There are the border battles. There is evil on all sides in many of these ongoing issues.

I had a conversation a while back with one of our daughters about gun rights. She was overcome with the grief she felt at the impossibility to make a difference!

It can be overwhelming. But what we do have control over is this: how we choose to make a difference. Will we choose to respond with love in every situation? Will we choose to make anything we say no matter how we might disagree express the character and attitude of the God we serve? And how might we love the person God places in front of us well? That’s one thing we have control over. We also have to believe in this life that the choices we make do have consequences. In the true story of the book of Esther, her choices do make a difference for a nation.

FB arguments bother me so hotly, for they are totally avoidable as long as we always treat the comments from others on FB as if from REAL people with hearts and souls and feelings and minds. The minute we dehumanize our audience, we will participate in evil by how we treat them, write at them, and deal with them. This seems to happen all the time on FB but also personally by how we look at those who are from other races.

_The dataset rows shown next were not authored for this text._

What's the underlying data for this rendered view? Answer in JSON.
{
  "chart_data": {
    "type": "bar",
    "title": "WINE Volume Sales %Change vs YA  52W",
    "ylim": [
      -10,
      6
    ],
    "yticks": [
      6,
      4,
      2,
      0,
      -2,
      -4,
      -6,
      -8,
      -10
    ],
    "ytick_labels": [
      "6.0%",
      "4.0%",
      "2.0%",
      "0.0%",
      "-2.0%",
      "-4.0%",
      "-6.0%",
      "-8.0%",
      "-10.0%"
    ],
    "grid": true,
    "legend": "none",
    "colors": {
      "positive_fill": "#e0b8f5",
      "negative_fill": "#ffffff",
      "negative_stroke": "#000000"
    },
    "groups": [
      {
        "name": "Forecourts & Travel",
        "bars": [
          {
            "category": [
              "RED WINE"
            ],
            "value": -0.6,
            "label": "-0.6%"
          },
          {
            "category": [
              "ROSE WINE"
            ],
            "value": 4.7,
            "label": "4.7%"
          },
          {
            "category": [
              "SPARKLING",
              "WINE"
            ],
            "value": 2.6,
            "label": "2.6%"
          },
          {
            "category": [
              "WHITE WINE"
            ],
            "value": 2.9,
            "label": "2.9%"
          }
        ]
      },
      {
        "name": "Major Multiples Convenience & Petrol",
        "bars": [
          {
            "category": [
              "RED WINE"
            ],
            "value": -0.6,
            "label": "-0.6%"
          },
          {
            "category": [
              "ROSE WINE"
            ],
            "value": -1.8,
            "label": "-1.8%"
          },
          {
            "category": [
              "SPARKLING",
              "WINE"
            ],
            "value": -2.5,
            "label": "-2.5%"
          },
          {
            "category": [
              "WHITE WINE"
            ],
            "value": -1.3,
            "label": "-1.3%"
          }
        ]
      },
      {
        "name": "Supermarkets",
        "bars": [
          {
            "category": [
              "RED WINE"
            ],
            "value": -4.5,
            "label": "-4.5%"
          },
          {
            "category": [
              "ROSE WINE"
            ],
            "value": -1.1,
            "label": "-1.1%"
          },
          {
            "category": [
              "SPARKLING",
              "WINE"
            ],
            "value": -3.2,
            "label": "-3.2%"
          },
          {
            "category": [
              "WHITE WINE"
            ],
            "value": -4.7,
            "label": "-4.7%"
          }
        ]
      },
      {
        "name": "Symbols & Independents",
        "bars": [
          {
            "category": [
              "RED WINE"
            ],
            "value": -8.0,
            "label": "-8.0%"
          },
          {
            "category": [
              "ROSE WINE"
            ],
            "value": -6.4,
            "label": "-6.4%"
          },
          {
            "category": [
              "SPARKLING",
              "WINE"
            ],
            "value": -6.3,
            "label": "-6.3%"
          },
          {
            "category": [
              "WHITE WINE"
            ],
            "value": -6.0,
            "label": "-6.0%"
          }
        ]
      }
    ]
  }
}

We can make assumptions based on fear.

For example, were I to write this:

“He met her in a bar and offered to drive her home. He said he knew a shortcut, and got her home in time for her to watch the 10 pm News.”

I imagine you had a different ending in mind, as in, “she was on the 10 pm news…” because of making an assumption out of fear.

The book of Esther is this magnificent account of what happens when someone chooses to act rather than making an assumption out of fear. It is this beautiful tale of how one woman changed the future of her race.

She is facing off with evil, but does so demonstrating an unspoken confidence in God’s goodness. None of us may need to face such evil. But we can choose to act to make a difference in the world in which God has placed us by taking action similar to Esther, we can choose to realize that no matter the evil, that God might just have placed us in our sphere of influence for “such a time as this,” for us to act.